Alaska

Regia:Claudio Cupellini Anno: 2015 Durata: 125 ‘
Cast: Elio Germano, Astrid Berges-Frisbey, Valerio Binasco, Elena Radonicich, Antoine Oppenheim.
Uscita nelle sale: 5 novembre 2015 Distribuzione: 01Distribution
Trama: Fausto è un italiano a Parigi che lavora in un albergo di lusso e sogna di diventare maitre. Nadine è nello stesso albergo per un fare un provino da modella. I due si incontrano sul tetto per fumare e da quel momento la loro vita prenderà una piega totalmente inaspettata.
“Ma a te basta questa vita qui? No, non mi basta”

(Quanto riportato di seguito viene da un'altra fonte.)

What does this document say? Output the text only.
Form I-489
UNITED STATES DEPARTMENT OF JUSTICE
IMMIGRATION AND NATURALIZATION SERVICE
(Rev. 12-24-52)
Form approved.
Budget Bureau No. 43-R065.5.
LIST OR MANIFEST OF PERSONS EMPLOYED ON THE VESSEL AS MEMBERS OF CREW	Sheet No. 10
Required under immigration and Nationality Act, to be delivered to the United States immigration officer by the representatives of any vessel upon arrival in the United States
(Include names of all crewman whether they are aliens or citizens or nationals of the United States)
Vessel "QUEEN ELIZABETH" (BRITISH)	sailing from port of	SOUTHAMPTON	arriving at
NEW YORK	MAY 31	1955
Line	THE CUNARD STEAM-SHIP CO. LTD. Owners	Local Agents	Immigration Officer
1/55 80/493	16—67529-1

L’amore vero, quando si trova, si dice che andrebbe tenuto stretto per non farlo scappare, ma non sempre è così facile, spesso perché siamo proprio noi a complicarci le cose. E questo è un po’ quello che succede nel corso del film a Fausto e Nadine, costretti dopo il loro primo incontro a una separazione forzata.

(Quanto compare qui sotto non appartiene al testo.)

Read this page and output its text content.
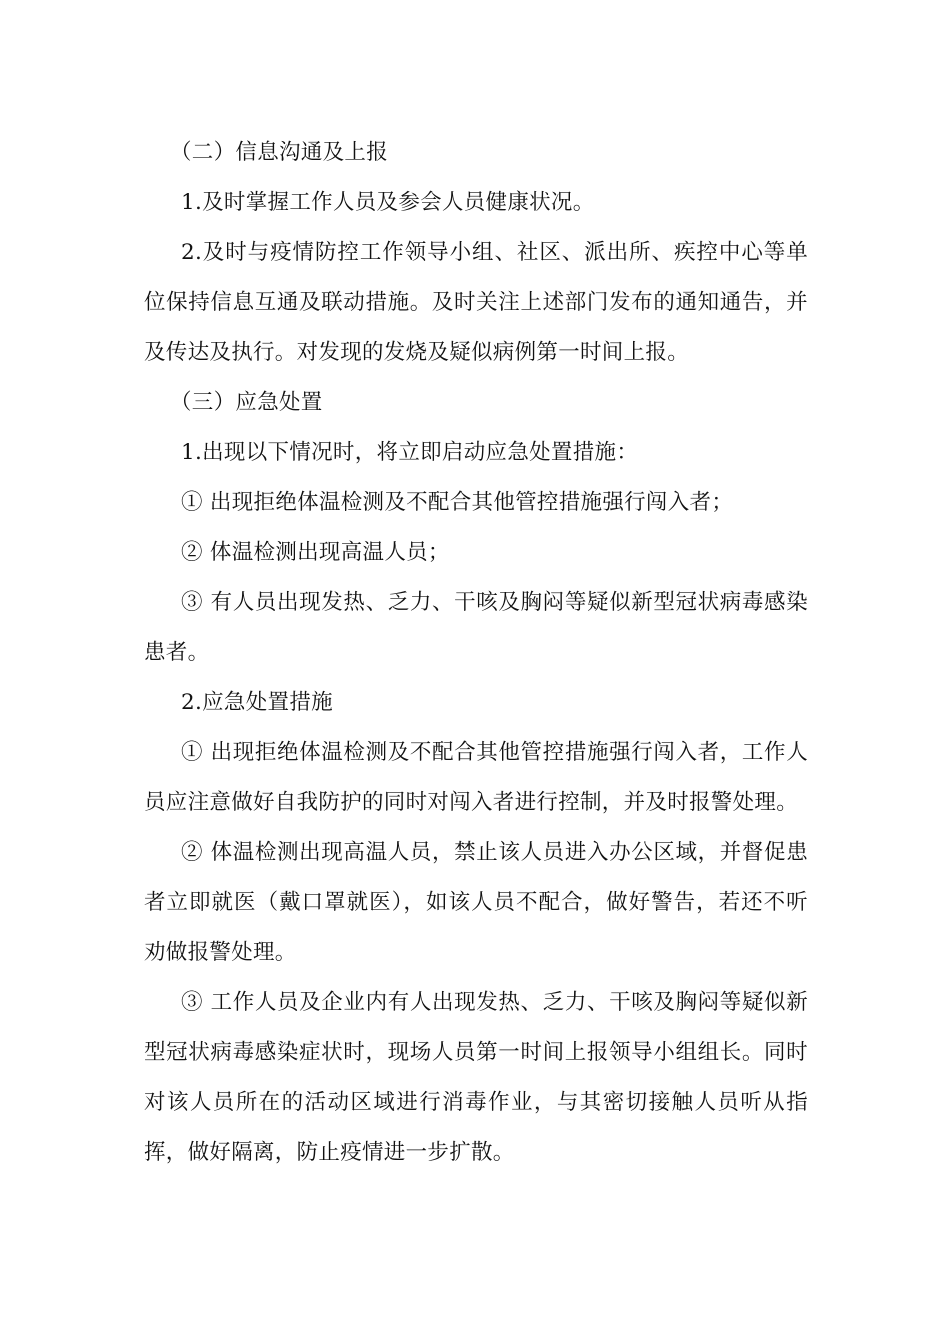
（二）信息沟通及上报

1.及时掌握工作人员及参会人员健康状况。

2.及时与疫情防控工作领导小组、社区、派出所、疾控中心等单位保持信息互通及联动措施。及时关注上述部门发布的通知通告，并及传达及执行。对发现的发烧及疑似病例第一时间上报。

（三）应急处置

1.出现以下情况时，将立即启动应急处置措施：

① 出现拒绝体温检测及不配合其他管控措施强行闯入者；

② 体温检测出现高温人员；

③ 有人员出现发热、乏力、干咳及胸闷等疑似新型冠状病毒感染患者。

2.应急处置措施

① 出现拒绝体温检测及不配合其他管控措施强行闯入者，工作人员应注意做好自我防护的同时对闯入者进行控制，并及时报警处理。

② 体温检测出现高温人员，禁止该人员进入办公区域，并督促患者立即就医（戴口罩就医），如该人员不配合，做好警告，若还不听劝做报警处理。

③ 工作人员及企业内有人出现发热、乏力、干咳及胸闷等疑似新型冠状病毒感染症状时，现场人员第一时间上报领导小组组长。同时对该人员所在的活动区域进行消毒作业，与其密切接触人员听从指挥，做好隔离，防止疫情进一步扩散。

I due idealizzano nella fase di distanza una forma di amore per l’altro, ma la verità è che sono due sconosciuti. Quando si rivedono, tutto diventa chiaro, sono goffi, impacciati e non sanno neanche che lingua parlare. Basta poco però per farli avvicinare, accendere quella fiamma e da allora in poi, non importa cosa succederà, cominceranno a influenzarsi a vicenda, prendersi e lasciarsi, corrersi e rincorrersi, come se fossero soli al mondo. Fausto e Nadine si amano ma sono due esseri fondamentalmente soli e fragili, ossessionati da un’idea di felicità e di futuro che li porterà a compiere scelte e comportamenti spesso discutibili, non solo nei confronti di loro stessi ma anche degli altri. Questo perché nutrono una perenne insoddisfazione di fondo, sono sempre bramosi verso qualcos’altro di indefinito e perciò non solo si feriscono a vicenda, ma rovinano a volte anche la vita di chi gli sta intorno. Eppure nonostante tutto non possono stare separati a lungo, sono il virus e l’antidoto allo stesso tempo, si allontanano, si distruggono eppure hanno inevitabilmente bisogno dell’altro.
“Sembra che io abbia cominciato a star bene quando tu stavi male”

Alaska di Claudio Cuppellini (registra, tra l’altro, anche dell’amatissima serie Gomorra) è un film italiano che però tanto italiano non sembra. E non solo perché per la prima metà è in francese con i sottotitoli, cosa a cui ahimè noi poveri pigri spettatori non siamo per niente abituati. Ma lo è per la storia (o meglio ancora le storie) e con la maniera e le modalità con cui le racconta. Al centro del film ci sono i due protagonisti Fausto e Nadine, il loro amore folle, al centro di un vortice irrefrenabile e ricco di eventi, personaggi, storie parallele che spesso scorrono da soli e non sempre riguardano direttamente i personaggi. Alcune di queste storie, poi, potrebbero sembrare più o meno verosimili, ma ciò non distoglie lo spettatore dal lanciarsi immediatamente in questa serie travolgente di eventi. A sostenere il film, naturalmente, un cast eccezionale, e in primis, anche se a volte sembra quasi retorico sottolinearlo, un meraviglioso ed eccezionale Elio Germano, grandioso nel rendere tutte le sfumature emotive del suo personaggio, da apprezzare doppiamente per la nonchalance (così restiamo in tema linguistico) con cui destreggia tra il francese e l’italiano. Accanto a lui una bravissima (e anche bellissima diciamolo) Astrid Berges Frisbey. I due hanno un feeling magnetico, proprio come se fossero protagonisti nella vita reale di questo amore (auto)distruttivo.
Alaska è un film che parla direttamente al cuore e alla pancia dello spettatore, un film così potente da devastarlo emotivamente. A qualcuno potrebbe (ri)aprire qualche ferita (più o meno) cicatrizzata, ad altri forse no, ma sicuramente è un film che riesce a smuovere qualcosa, qualsiasi cosa sia. E un cinema così, non può che meritarsi un grande, anzi grandissimo applauso.